Miss Silver sat there pleasant and composed. No one would have known that Maggie’s answers were of any special interest or importance. To Maggie herself they were just a part of the nice interesting conversation she was having with Mrs. Abbott’s little visiting lady. It was always nice to have someone fresh to talk to, and it wasn’t everyone who listened to what you had to say as if they appreciated it. Miss Silver listened, and Miss Silver said,

“It was a man’s voice? Do you know to whom he was speaking?”

“Oh, it was to Mr. Field.”

“I suppose you do not remember what they were talking about?”

“Of course I remember—as far as it went.”

“How do you mean, Miss Bell?”

It enchanted Maggie to be called Miss Bell. When you never go out and you live in a village where everyone has known you since you were a baby, it isn’t a thing that very often happens to you. She became as anxious to speak as Miss Silver was to hear. Someone who really listened, someone who called her Miss Bell. A flow of words set in.

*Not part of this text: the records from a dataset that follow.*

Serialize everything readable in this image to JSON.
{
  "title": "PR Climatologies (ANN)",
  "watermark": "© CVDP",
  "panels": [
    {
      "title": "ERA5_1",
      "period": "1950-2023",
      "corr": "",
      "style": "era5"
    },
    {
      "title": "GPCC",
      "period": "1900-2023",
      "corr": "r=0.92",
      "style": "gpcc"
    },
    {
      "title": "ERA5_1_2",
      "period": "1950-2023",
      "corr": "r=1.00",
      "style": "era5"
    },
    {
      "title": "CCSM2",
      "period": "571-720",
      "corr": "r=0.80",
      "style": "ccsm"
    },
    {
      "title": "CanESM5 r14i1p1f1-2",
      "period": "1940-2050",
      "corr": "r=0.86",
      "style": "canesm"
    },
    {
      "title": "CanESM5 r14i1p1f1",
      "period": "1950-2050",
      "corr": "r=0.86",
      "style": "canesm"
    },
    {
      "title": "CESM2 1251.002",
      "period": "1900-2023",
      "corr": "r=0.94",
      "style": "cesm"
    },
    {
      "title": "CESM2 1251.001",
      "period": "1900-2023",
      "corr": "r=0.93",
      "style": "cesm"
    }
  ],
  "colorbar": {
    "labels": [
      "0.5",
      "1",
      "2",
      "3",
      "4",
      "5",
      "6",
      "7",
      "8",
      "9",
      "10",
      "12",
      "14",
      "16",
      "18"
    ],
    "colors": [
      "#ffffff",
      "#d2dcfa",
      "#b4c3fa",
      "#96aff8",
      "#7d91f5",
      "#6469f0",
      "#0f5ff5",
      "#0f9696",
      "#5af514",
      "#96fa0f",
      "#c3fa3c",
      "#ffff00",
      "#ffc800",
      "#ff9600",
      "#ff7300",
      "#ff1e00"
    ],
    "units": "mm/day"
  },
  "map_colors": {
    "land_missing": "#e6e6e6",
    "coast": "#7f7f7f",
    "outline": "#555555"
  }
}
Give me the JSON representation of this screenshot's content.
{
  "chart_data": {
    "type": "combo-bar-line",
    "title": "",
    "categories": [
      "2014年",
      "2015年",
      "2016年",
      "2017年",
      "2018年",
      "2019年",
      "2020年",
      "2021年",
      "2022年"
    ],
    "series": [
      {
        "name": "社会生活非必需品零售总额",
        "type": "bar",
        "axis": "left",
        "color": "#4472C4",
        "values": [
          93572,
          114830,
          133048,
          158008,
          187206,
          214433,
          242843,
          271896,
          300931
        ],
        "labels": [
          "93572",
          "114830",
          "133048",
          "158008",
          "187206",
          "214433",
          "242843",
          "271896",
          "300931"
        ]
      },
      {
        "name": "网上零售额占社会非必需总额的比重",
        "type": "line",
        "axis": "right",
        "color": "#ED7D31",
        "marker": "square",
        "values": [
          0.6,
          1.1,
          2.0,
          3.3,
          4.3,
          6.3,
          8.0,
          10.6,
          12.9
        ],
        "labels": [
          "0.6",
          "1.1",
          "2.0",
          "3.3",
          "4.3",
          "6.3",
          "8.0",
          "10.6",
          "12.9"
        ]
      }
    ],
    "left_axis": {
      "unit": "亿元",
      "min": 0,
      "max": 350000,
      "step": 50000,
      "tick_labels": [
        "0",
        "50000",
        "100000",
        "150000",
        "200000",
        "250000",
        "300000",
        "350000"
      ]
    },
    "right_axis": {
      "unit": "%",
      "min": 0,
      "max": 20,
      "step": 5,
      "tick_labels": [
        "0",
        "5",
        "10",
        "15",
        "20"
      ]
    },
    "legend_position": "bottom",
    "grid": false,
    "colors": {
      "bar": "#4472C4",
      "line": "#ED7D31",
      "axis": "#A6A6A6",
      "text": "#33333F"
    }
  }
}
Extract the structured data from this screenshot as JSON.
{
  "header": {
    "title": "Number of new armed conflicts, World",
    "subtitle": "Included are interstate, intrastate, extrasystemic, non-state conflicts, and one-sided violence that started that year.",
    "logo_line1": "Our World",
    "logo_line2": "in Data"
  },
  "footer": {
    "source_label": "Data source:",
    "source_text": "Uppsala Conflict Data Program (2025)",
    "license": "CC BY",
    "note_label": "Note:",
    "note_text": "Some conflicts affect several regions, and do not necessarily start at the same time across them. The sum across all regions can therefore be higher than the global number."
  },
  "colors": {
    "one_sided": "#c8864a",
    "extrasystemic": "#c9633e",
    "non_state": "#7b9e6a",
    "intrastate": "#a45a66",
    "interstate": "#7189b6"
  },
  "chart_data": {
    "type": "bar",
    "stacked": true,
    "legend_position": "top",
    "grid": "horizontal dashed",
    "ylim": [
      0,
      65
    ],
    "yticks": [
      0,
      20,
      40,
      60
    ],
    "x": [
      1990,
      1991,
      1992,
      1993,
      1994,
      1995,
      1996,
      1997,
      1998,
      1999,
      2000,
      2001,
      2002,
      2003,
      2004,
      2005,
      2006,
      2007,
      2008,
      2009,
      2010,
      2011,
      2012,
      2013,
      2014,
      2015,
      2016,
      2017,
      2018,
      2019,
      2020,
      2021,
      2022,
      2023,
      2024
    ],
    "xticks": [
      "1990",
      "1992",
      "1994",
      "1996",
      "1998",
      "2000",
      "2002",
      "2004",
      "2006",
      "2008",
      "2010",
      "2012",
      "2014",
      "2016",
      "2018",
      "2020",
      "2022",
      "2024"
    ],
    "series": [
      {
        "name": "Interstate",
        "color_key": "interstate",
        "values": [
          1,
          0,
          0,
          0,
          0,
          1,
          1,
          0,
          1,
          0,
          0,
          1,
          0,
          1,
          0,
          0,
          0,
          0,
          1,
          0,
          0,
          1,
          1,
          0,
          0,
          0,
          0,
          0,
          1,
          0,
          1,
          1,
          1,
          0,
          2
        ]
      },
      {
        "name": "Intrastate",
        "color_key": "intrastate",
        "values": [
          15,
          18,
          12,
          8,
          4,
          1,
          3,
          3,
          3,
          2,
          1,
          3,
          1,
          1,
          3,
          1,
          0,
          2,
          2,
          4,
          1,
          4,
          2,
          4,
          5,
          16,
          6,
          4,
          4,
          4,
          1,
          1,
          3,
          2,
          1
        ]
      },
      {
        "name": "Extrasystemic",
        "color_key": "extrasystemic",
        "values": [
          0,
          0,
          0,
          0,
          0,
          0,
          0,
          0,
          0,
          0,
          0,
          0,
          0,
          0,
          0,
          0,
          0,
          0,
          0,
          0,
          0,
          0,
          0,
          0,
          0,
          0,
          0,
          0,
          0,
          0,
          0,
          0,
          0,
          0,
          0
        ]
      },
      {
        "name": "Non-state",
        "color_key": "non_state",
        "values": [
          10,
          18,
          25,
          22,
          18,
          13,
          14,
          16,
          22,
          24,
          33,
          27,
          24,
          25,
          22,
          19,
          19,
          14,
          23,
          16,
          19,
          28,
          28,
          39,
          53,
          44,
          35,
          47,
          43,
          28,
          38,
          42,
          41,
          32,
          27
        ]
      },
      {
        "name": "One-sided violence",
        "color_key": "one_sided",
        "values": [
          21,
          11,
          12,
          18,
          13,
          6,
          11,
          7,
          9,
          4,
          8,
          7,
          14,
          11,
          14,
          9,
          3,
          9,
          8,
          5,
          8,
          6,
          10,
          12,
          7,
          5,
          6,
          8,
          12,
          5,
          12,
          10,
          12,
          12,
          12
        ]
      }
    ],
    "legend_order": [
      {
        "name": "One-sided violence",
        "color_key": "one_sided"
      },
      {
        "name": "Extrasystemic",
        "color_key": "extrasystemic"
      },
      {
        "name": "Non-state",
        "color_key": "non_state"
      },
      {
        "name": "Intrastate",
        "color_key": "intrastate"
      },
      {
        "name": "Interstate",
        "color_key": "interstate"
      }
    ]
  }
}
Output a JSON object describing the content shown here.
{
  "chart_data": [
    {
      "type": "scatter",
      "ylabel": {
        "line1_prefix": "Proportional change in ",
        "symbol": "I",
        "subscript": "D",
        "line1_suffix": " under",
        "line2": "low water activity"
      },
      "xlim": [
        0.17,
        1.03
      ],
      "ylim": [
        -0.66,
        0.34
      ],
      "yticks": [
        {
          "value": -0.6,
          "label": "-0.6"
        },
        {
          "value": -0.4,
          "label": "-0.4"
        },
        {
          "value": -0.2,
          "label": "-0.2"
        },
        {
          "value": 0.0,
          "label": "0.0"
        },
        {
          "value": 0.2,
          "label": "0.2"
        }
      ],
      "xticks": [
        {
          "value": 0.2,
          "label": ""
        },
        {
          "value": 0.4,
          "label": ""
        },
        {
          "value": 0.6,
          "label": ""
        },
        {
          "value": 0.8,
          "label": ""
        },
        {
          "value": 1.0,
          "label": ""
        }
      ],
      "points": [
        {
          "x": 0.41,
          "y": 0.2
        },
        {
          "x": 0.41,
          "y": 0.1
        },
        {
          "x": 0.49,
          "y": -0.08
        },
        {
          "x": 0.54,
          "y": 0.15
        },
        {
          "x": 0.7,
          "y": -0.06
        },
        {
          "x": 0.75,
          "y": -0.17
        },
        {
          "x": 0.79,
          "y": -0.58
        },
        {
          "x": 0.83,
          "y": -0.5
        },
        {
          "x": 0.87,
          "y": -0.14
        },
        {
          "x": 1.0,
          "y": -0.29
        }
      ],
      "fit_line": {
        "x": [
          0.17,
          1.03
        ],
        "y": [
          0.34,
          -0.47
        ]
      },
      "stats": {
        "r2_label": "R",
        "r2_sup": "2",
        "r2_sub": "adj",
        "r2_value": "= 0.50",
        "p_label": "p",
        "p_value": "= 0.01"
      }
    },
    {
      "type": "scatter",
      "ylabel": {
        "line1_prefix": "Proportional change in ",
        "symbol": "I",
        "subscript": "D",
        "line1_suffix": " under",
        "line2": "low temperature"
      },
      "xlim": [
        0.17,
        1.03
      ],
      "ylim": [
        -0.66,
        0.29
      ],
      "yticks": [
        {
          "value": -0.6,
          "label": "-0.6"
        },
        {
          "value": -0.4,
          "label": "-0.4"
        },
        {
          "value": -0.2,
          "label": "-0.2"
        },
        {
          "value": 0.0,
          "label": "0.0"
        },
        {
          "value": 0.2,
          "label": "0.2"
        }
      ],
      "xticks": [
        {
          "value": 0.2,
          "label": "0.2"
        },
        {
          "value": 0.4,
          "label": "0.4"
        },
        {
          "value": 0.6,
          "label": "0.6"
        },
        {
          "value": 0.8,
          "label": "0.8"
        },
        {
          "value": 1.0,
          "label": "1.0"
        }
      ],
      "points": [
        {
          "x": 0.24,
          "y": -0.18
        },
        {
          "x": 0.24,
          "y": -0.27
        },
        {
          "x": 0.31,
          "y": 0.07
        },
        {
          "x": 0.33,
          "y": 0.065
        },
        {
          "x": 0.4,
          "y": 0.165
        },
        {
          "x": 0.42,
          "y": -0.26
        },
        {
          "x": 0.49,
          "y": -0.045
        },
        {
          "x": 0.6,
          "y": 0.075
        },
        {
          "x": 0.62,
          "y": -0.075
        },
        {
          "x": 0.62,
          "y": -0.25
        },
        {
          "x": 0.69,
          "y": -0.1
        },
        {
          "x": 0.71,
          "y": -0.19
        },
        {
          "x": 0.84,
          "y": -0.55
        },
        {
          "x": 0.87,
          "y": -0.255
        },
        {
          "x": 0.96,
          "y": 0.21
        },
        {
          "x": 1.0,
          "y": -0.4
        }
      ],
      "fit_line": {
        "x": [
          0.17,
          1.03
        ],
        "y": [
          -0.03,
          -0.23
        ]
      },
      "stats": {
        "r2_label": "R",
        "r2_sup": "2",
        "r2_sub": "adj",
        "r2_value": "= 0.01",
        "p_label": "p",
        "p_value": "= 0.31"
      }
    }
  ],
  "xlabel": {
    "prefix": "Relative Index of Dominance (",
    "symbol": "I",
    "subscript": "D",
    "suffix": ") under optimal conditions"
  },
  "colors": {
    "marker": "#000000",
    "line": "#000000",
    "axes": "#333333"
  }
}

“Well, you see, it was like this. There I was in my bed, and not so bad as long as I didn’t try and move, and there was the phone and I couldn’t reach it without I did move. So first I thought I wouldn’t, and then I thought I would, and by the time I got hold of the receiver there was Mr. Field saying, ‘Rather a late hour to suggest a meeting, isn’t it?’ ”

“And what did the caller say?”

“Oh, he said he’d had trouble with his car or he’d have been down earlier—had to stop at a garage and have something done. And then he went on to say it was the best he could do—he was bound to push on to London because of having to take the first plane in the morning. ‘So it’s now or never,’ he said, ‘and the chance of a lifetime.’ And then Mr. Field said, ‘All right, come round on to the terrace behind the house and I’ll let you in. You’ll see the light.’ ”

There was a momentary pause before Miss Silver said,

“Miss Bell, did it not occur to you that the police should be informed about this call?”

Maggie sniffed.

“They’ve their own ways of finding out, haven’t they?”

“They were aware that a call had been put through to Field End at half-past-ten, but the operator was unable to tell them any more than that.”

“It wasn’t any business of mine—not if no one troubled to ask me!”

Miss Silver became aware that Maggie was not one of those who can be prompted to further confidences by severity. She said in her mildest voice,

“You are being most helpful. I am sure you can see that what you have just told me might be very important. When you heard next day of Mr. Field’s murder it must have occurred to you that the person who made that appointment on the telephone was most probably the murderer.”

Maggie said, “Oooh!” drawing the vowel out very long indeed.

“You are a great deal too intelligent not to have seen the connection and to have drawn your own conclusions.”